The potential of the test item CYCLOHEXANONE PEROXIDE (batch No. 317100114) to induce delayed contact hypersensitivity was evaluated in guinea pigs according to the maximization method of Magnusson and Kligman and to OECD (No. 406, 17th July 1992) and EC (96/54/EEC, B.6, 30th July 1996) guidelines. The study was conducted in compliance with the principles of Good Laboratory Practice Regulations.


 


No deaths and no clinical signs were noted during the main test. After the challenge application of the test item, a dryness of the skin was noted on both flanks of 1/10 control animals at the 48-hour reading, only. In the treated group, on the right flank (test item application), a discrete or moderate erythema was noted in 4/20 and 5/20 animals at the 24 and 48-hour readings, respectively. A dryness of the skin was observed in 1/20 and 4/20 animals at the 24 and 48-hour readings, respectively.

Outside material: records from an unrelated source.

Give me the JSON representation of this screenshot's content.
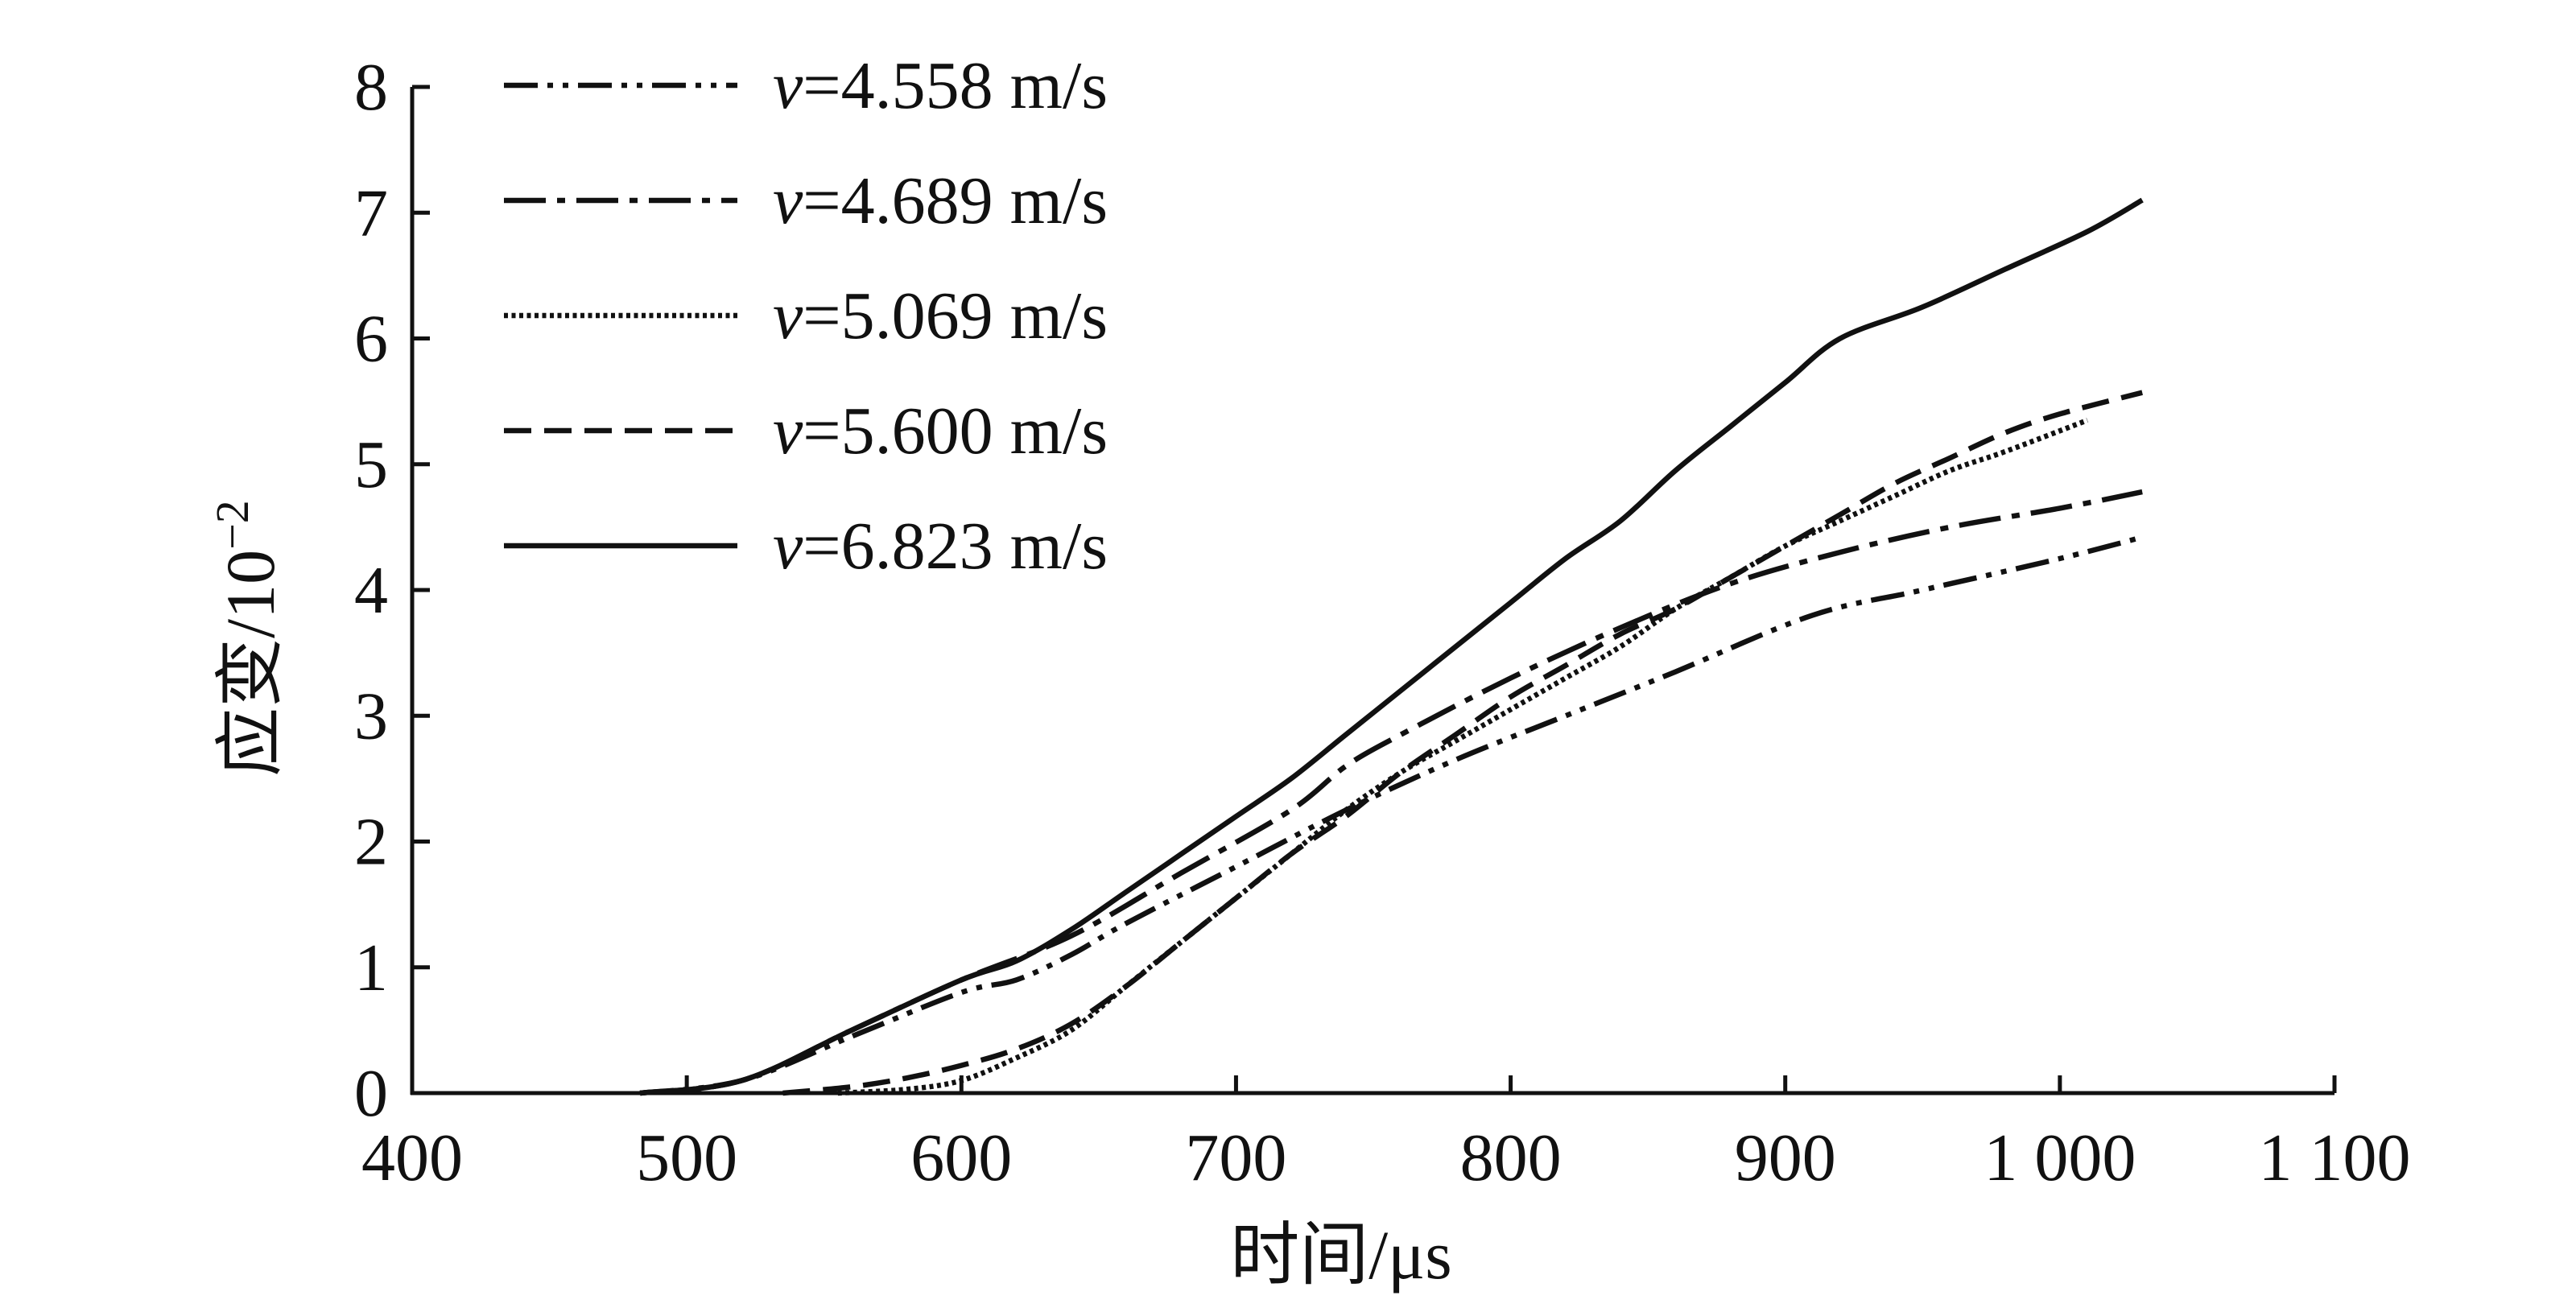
{
  "chart_data": {
    "type": "line",
    "xlabel": "时间/μs",
    "ylabel_main": "应变/10",
    "ylabel_exponent": "−2",
    "xlim": [
      400,
      1100
    ],
    "ylim": [
      0,
      8
    ],
    "xticks": [
      400,
      500,
      600,
      700,
      800,
      900,
      1000,
      1100
    ],
    "xtick_labels": [
      "400",
      "500",
      "600",
      "700",
      "800",
      "900",
      "1 000",
      "1 100"
    ],
    "yticks": [
      0,
      1,
      2,
      3,
      4,
      5,
      6,
      7,
      8
    ],
    "ytick_labels": [
      "0",
      "1",
      "2",
      "3",
      "4",
      "5",
      "6",
      "7",
      "8"
    ],
    "grid": false,
    "legend_position": "top-left",
    "series": [
      {
        "name": "v=4.558 m/s",
        "var": "v",
        "rest": "=4.558 m/s",
        "dash": "dash-dot-dot",
        "x": [
          483,
          520,
          560,
          600,
          620,
          640,
          660,
          700,
          740,
          780,
          820,
          860,
          910,
          950,
          1000,
          1030
        ],
        "y": [
          0,
          0.1,
          0.45,
          0.8,
          0.9,
          1.1,
          1.35,
          1.8,
          2.25,
          2.65,
          3.0,
          3.35,
          3.8,
          4.0,
          4.25,
          4.42
        ]
      },
      {
        "name": "v=4.689 m/s",
        "var": "v",
        "rest": "=4.689 m/s",
        "dash": "long-dash-dot",
        "x": [
          483,
          520,
          560,
          600,
          640,
          680,
          720,
          740,
          760,
          800,
          840,
          880,
          920,
          960,
          1000,
          1030
        ],
        "y": [
          0,
          0.1,
          0.5,
          0.9,
          1.25,
          1.75,
          2.25,
          2.6,
          2.85,
          3.3,
          3.7,
          4.05,
          4.3,
          4.5,
          4.65,
          4.78
        ]
      },
      {
        "name": "v=5.069 m/s",
        "var": "v",
        "rest": "=5.069 m/s",
        "dash": "dotted",
        "x": [
          555,
          580,
          600,
          620,
          640,
          660,
          680,
          700,
          720,
          740,
          760,
          780,
          800,
          820,
          840,
          860,
          880,
          900,
          920,
          940,
          960,
          980,
          1010
        ],
        "y": [
          0,
          0.03,
          0.1,
          0.28,
          0.5,
          0.85,
          1.2,
          1.55,
          1.9,
          2.25,
          2.55,
          2.8,
          3.05,
          3.3,
          3.55,
          3.85,
          4.1,
          4.35,
          4.55,
          4.75,
          4.95,
          5.1,
          5.35
        ]
      },
      {
        "name": "v=5.600 m/s",
        "var": "v",
        "rest": "=5.600 m/s",
        "dash": "dashed",
        "x": [
          535,
          560,
          580,
          600,
          620,
          640,
          660,
          680,
          700,
          720,
          740,
          760,
          780,
          800,
          820,
          840,
          860,
          880,
          900,
          920,
          940,
          960,
          980,
          1000,
          1030
        ],
        "y": [
          0,
          0.05,
          0.12,
          0.22,
          0.35,
          0.55,
          0.85,
          1.2,
          1.55,
          1.9,
          2.2,
          2.55,
          2.85,
          3.15,
          3.4,
          3.65,
          3.85,
          4.1,
          4.35,
          4.6,
          4.85,
          5.05,
          5.25,
          5.4,
          5.57
        ]
      },
      {
        "name": "v=6.823 m/s",
        "var": "v",
        "rest": "=6.823 m/s",
        "dash": "solid",
        "x": [
          483,
          520,
          560,
          600,
          620,
          640,
          660,
          680,
          700,
          720,
          740,
          760,
          780,
          800,
          820,
          840,
          860,
          880,
          900,
          920,
          950,
          980,
          1010,
          1030
        ],
        "y": [
          0,
          0.1,
          0.5,
          0.9,
          1.05,
          1.3,
          1.6,
          1.9,
          2.2,
          2.5,
          2.85,
          3.2,
          3.55,
          3.9,
          4.25,
          4.55,
          4.95,
          5.3,
          5.65,
          6.0,
          6.25,
          6.55,
          6.85,
          7.1
        ]
      }
    ]
  }
}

On the left flank (vehicle application), a dryness of the skin was noted in 1/10 animals at the 48-hour reading, only.


 


The cutaneous reactions observed in 5/20 animals of the treated group, which were of higher incidence and severity than those recorded in the animals of the control group, were attributed to delayed contact hypersensitivity.


 


However the test article does not meet the criteria for classification as a sensitizer. Under CLP a substance is classified as a sensitizer if > 30 % of the test animals have a positive response in the GPMT.

Endpoint conclusion
Endpoint conclusion:
no adverse effect observed (not sensitising)

Respiratory sensitisation

Endpoint conclusion
Endpoint conclusion:
no study available

Justification for classification or non-classification

In the GPMT cutaneous reactions were observed in 5/20 animals of the treated group, which were of higher incidence and severity than those recorded in the animals of the control group, these findings were attributed to delayed contact hypersensitivity. However the test article does not meet the criteria for classification as a sensitizer. Under CLP a substance is classified as a sensitizer if > 30 % of the test animals have a positive response in the GPMT.